We do have lots of things that we are partial to, which is no problem until we get to thinking we are God, and what we like is what God likes, too. It is one thing to like peaches better than pears, but another to dislike anyone who prefers pears to peaches. Partiality is showing unfair bias in favour of one thing or person compared with another. Few tend to see a danger in showing favouritism, seldom feeling it could become a harmful habit.
The Bible is clear about how God considers partiality. In Deuteronomy, we read: “For the Lord, your God is God of gods and Lord of lords, the great, the mighty and the awesome God, who is not partial and takes no bribe. He executes justice for the fatherless and the widow, and loves the sojourner, giving him food and clothing. Love the sojourner, therefore, for you were sojourners in the land of Egypt.”
In the early church, James warned the Christians not to show partiality to people who came to worship. A rich man should not be favoured over a poor man. To show partiality was a sin because it was breaking the commandment of God to love one’s neighbour as oneself. No one likes to be dismissed as unworthy of respect and honour because they are too poor, too old, too young or a foreigner.

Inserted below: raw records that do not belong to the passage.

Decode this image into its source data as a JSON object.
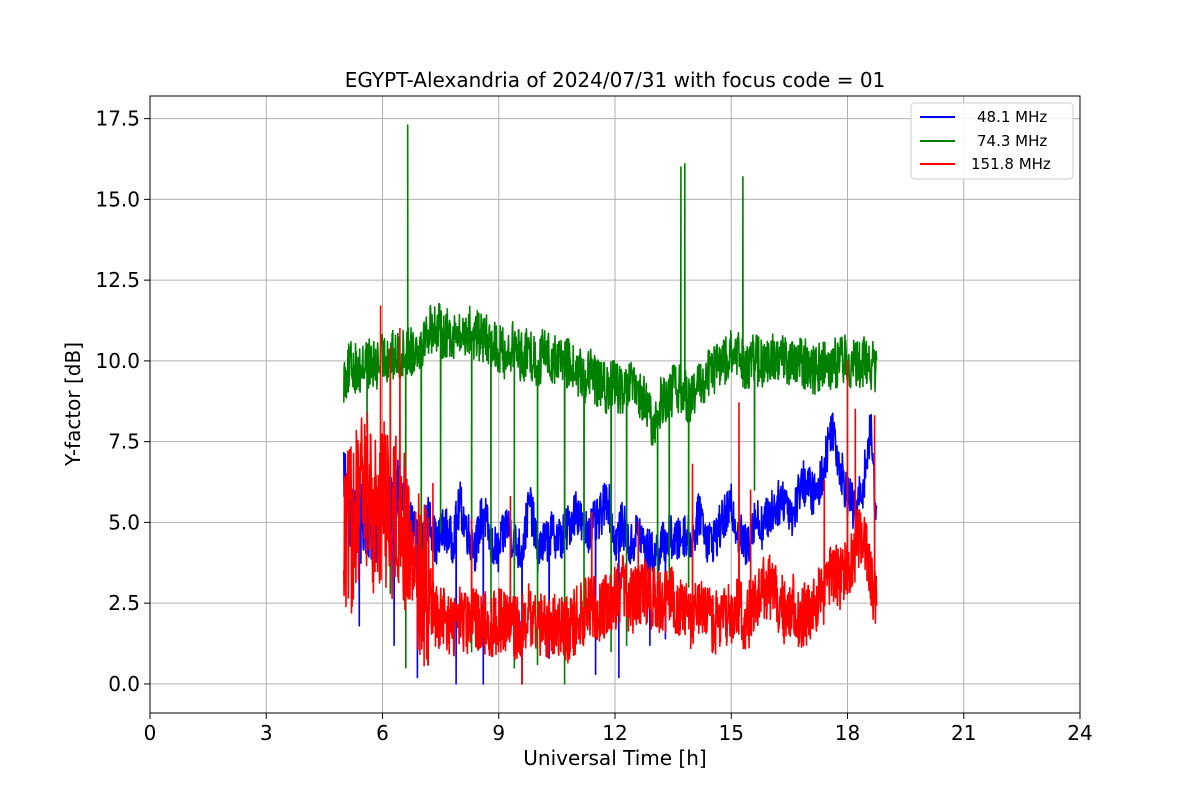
{
  "chart_data": {
    "type": "line",
    "title": "EGYPT-Alexandria of 2024/07/31 with focus code = 01",
    "xlabel": "Universal Time [h]",
    "ylabel": "Y-factor [dB]",
    "xlim": [
      0,
      24
    ],
    "ylim": [
      -0.9,
      18.2
    ],
    "xticks": [
      0,
      3,
      6,
      9,
      12,
      15,
      18,
      21,
      24
    ],
    "xtick_labels": [
      "0",
      "3",
      "6",
      "9",
      "12",
      "15",
      "18",
      "21",
      "24"
    ],
    "yticks": [
      0,
      2.5,
      5,
      7.5,
      10,
      12.5,
      15,
      17.5
    ],
    "ytick_labels": [
      "0.0",
      "2.5",
      "5.0",
      "7.5",
      "10.0",
      "12.5",
      "15.0",
      "17.5"
    ],
    "grid": true,
    "legend_position": "top-right",
    "series": [
      {
        "name": "48.1 MHz",
        "color": "#0000ff",
        "x": [
          5.0,
          5.2,
          5.4,
          5.6,
          5.8,
          6.0,
          6.2,
          6.4,
          6.6,
          6.8,
          7.0,
          7.2,
          7.4,
          7.6,
          7.8,
          8.0,
          8.2,
          8.4,
          8.6,
          8.8,
          9.0,
          9.2,
          9.4,
          9.6,
          9.8,
          10.0,
          10.2,
          10.4,
          10.6,
          10.8,
          11.0,
          11.2,
          11.4,
          11.6,
          11.8,
          12.0,
          12.2,
          12.4,
          12.6,
          12.8,
          13.0,
          13.2,
          13.4,
          13.6,
          13.8,
          14.0,
          14.2,
          14.4,
          14.6,
          14.8,
          15.0,
          15.2,
          15.4,
          15.6,
          15.8,
          16.0,
          16.2,
          16.4,
          16.6,
          16.8,
          17.0,
          17.2,
          17.4,
          17.6,
          17.8,
          18.0,
          18.2,
          18.4,
          18.6,
          18.75
        ],
        "y": [
          6.5,
          5.0,
          4.6,
          5.2,
          4.4,
          6.2,
          5.0,
          5.8,
          5.3,
          4.7,
          4.4,
          5.1,
          4.2,
          4.8,
          4.3,
          5.5,
          4.6,
          4.1,
          5.4,
          4.2,
          4.0,
          4.9,
          4.3,
          4.0,
          5.6,
          4.1,
          4.3,
          4.6,
          4.4,
          4.8,
          5.4,
          4.6,
          4.8,
          5.0,
          5.8,
          4.3,
          4.9,
          4.1,
          4.7,
          4.1,
          3.9,
          4.2,
          4.5,
          4.3,
          4.6,
          4.4,
          5.3,
          4.3,
          4.5,
          5.0,
          5.4,
          4.6,
          4.1,
          5.1,
          4.8,
          5.2,
          5.5,
          5.7,
          5.1,
          6.2,
          6.0,
          5.7,
          6.7,
          8.0,
          6.7,
          5.8,
          5.2,
          6.1,
          7.8,
          5.0
        ],
        "dips": [
          [
            5.4,
            1.8
          ],
          [
            6.3,
            1.2
          ],
          [
            6.9,
            0.2
          ],
          [
            7.9,
            0.0
          ],
          [
            8.6,
            0.0
          ],
          [
            9.6,
            0.0
          ],
          [
            10.3,
            0.8
          ],
          [
            11.5,
            0.3
          ],
          [
            12.1,
            0.2
          ],
          [
            12.9,
            1.2
          ],
          [
            13.3,
            1.4
          ]
        ]
      },
      {
        "name": "74.3 MHz",
        "color": "#008000",
        "x": [
          5.0,
          5.2,
          5.4,
          5.6,
          5.8,
          6.0,
          6.2,
          6.4,
          6.6,
          6.8,
          7.0,
          7.2,
          7.4,
          7.6,
          7.8,
          8.0,
          8.2,
          8.4,
          8.6,
          8.8,
          9.0,
          9.2,
          9.4,
          9.6,
          9.8,
          10.0,
          10.2,
          10.4,
          10.6,
          10.8,
          11.0,
          11.2,
          11.4,
          11.6,
          11.8,
          12.0,
          12.2,
          12.4,
          12.6,
          12.8,
          13.0,
          13.2,
          13.4,
          13.6,
          13.8,
          14.0,
          14.2,
          14.4,
          14.6,
          14.8,
          15.0,
          15.2,
          15.4,
          15.6,
          15.8,
          16.0,
          16.2,
          16.4,
          16.6,
          16.8,
          17.0,
          17.2,
          17.4,
          17.6,
          17.8,
          18.0,
          18.2,
          18.4,
          18.6,
          18.75
        ],
        "y": [
          9.4,
          9.8,
          9.6,
          9.9,
          9.7,
          10.0,
          10.1,
          10.0,
          10.2,
          10.3,
          10.5,
          10.9,
          11.0,
          10.7,
          10.8,
          10.6,
          10.9,
          10.7,
          10.6,
          10.5,
          10.3,
          10.1,
          10.4,
          10.0,
          10.2,
          9.8,
          10.3,
          9.9,
          10.0,
          9.8,
          9.6,
          9.4,
          9.5,
          9.2,
          9.0,
          9.3,
          8.8,
          9.2,
          8.8,
          8.6,
          7.8,
          8.7,
          8.9,
          9.1,
          8.9,
          8.7,
          9.2,
          9.5,
          9.7,
          9.9,
          10.1,
          10.0,
          9.8,
          10.0,
          9.8,
          9.9,
          10.1,
          10.0,
          9.7,
          9.9,
          9.8,
          9.6,
          10.0,
          9.8,
          9.9,
          10.0,
          9.7,
          9.9,
          9.8,
          9.7
        ],
        "spikes": [
          [
            6.65,
            17.3
          ],
          [
            13.7,
            16.0
          ],
          [
            13.8,
            16.1
          ],
          [
            15.3,
            15.7
          ]
        ],
        "dips": [
          [
            5.6,
            7.8
          ],
          [
            6.2,
            2.8
          ],
          [
            6.6,
            0.5
          ],
          [
            7.0,
            1.8
          ],
          [
            7.5,
            4.7
          ],
          [
            8.3,
            1.0
          ],
          [
            8.8,
            2.2
          ],
          [
            9.4,
            0.5
          ],
          [
            10.0,
            0.6
          ],
          [
            10.7,
            0.0
          ],
          [
            11.2,
            1.5
          ],
          [
            11.9,
            1.0
          ],
          [
            12.3,
            1.2
          ],
          [
            13.1,
            1.8
          ],
          [
            13.4,
            2.6
          ],
          [
            13.9,
            3.0
          ],
          [
            15.6,
            6.0
          ]
        ]
      },
      {
        "name": "151.8 MHz",
        "color": "#ff0000",
        "x": [
          5.0,
          5.2,
          5.4,
          5.6,
          5.8,
          6.0,
          6.2,
          6.4,
          6.6,
          6.8,
          7.0,
          7.2,
          7.4,
          7.6,
          7.8,
          8.0,
          8.2,
          8.4,
          8.6,
          8.8,
          9.0,
          9.2,
          9.4,
          9.6,
          9.8,
          10.0,
          10.2,
          10.4,
          10.6,
          10.8,
          11.0,
          11.2,
          11.4,
          11.6,
          11.8,
          12.0,
          12.2,
          12.4,
          12.6,
          12.8,
          13.0,
          13.2,
          13.4,
          13.6,
          13.8,
          14.0,
          14.2,
          14.4,
          14.6,
          14.8,
          15.0,
          15.2,
          15.4,
          15.6,
          15.8,
          16.0,
          16.2,
          16.4,
          16.6,
          16.8,
          17.0,
          17.2,
          17.4,
          17.6,
          17.8,
          18.0,
          18.2,
          18.4,
          18.6,
          18.75
        ],
        "y": [
          4.2,
          4.6,
          5.3,
          6.0,
          4.9,
          5.6,
          4.8,
          5.4,
          4.2,
          3.6,
          3.0,
          2.6,
          2.0,
          1.8,
          1.7,
          1.9,
          1.6,
          2.0,
          1.8,
          1.7,
          1.9,
          1.8,
          1.6,
          1.7,
          2.0,
          1.8,
          1.7,
          1.6,
          1.9,
          1.5,
          1.9,
          2.1,
          2.4,
          2.2,
          2.4,
          2.6,
          2.9,
          2.4,
          2.7,
          2.8,
          2.5,
          2.3,
          2.6,
          2.4,
          2.0,
          1.9,
          2.1,
          1.9,
          1.8,
          2.0,
          2.2,
          2.1,
          1.9,
          2.4,
          2.8,
          2.9,
          2.4,
          2.1,
          2.3,
          2.0,
          2.1,
          2.4,
          2.6,
          3.4,
          3.0,
          3.6,
          4.1,
          4.8,
          3.3,
          2.2
        ],
        "spikes": [
          [
            5.95,
            11.7
          ],
          [
            6.45,
            11.0
          ],
          [
            6.2,
            10.4
          ],
          [
            7.3,
            6.2
          ],
          [
            8.3,
            5.1
          ],
          [
            9.3,
            5.8
          ],
          [
            11.4,
            5.3
          ],
          [
            12.6,
            5.0
          ],
          [
            14.0,
            6.8
          ],
          [
            15.2,
            8.7
          ],
          [
            15.5,
            6.0
          ],
          [
            17.4,
            6.3
          ],
          [
            18.0,
            10.0
          ],
          [
            18.2,
            8.5
          ],
          [
            18.7,
            8.3
          ]
        ],
        "dips": [
          [
            9.6,
            0.0
          ],
          [
            10.6,
            1.0
          ],
          [
            5.2,
            2.2
          ]
        ]
      }
    ]
  }
}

Perhaps we personally like to be favoured, even unfairly, but we do not like it when we are ignored or rejected as unworthy of the slightest respect because people are biased against us for their own reasons.

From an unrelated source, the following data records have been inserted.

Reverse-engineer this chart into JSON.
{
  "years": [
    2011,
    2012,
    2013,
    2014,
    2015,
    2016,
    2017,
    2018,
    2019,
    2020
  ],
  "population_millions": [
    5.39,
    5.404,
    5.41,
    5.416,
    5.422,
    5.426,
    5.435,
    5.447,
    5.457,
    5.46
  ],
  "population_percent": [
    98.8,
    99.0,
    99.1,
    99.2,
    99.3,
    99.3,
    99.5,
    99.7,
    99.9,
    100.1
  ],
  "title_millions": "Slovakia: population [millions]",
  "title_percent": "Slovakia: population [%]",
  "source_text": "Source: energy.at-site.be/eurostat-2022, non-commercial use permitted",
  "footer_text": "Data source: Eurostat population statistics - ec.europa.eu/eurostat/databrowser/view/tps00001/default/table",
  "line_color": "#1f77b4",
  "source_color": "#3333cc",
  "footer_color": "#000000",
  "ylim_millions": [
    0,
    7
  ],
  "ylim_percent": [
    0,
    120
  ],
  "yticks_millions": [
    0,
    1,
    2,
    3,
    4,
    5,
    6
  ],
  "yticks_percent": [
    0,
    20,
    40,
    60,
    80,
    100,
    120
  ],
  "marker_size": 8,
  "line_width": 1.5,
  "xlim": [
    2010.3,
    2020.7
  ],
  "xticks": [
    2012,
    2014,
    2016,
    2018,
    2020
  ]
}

Ed said we all have our reasons to dislike someone or something. I agreed with him, but I said we must decide if our ideas are fair or unfair. Do our reasons reflect how we would like to be treated if we were the other person? When Jesus was on Earth, he did not merely heal his own people but those who were not Jewish as well. God knew that all have sinned and fall short of being perfect and he sent Jesus as a Saviour for sinners. Jesus died for those who liked him and those who hated him. God brought about his reconciliation with sinners through Jesus because they needed it and could not accomplish it with their own efforts.
God’s love is centred in the truth that we are all sinners who need God’s forgiveness and help to treat others as we would like to be treated with fairness. James warned the early church that its members needed to humble themselves before God and that only God is judge and able to save and destroy. He directs, “Do not speak evil against one another … who are you to judge your neighbour?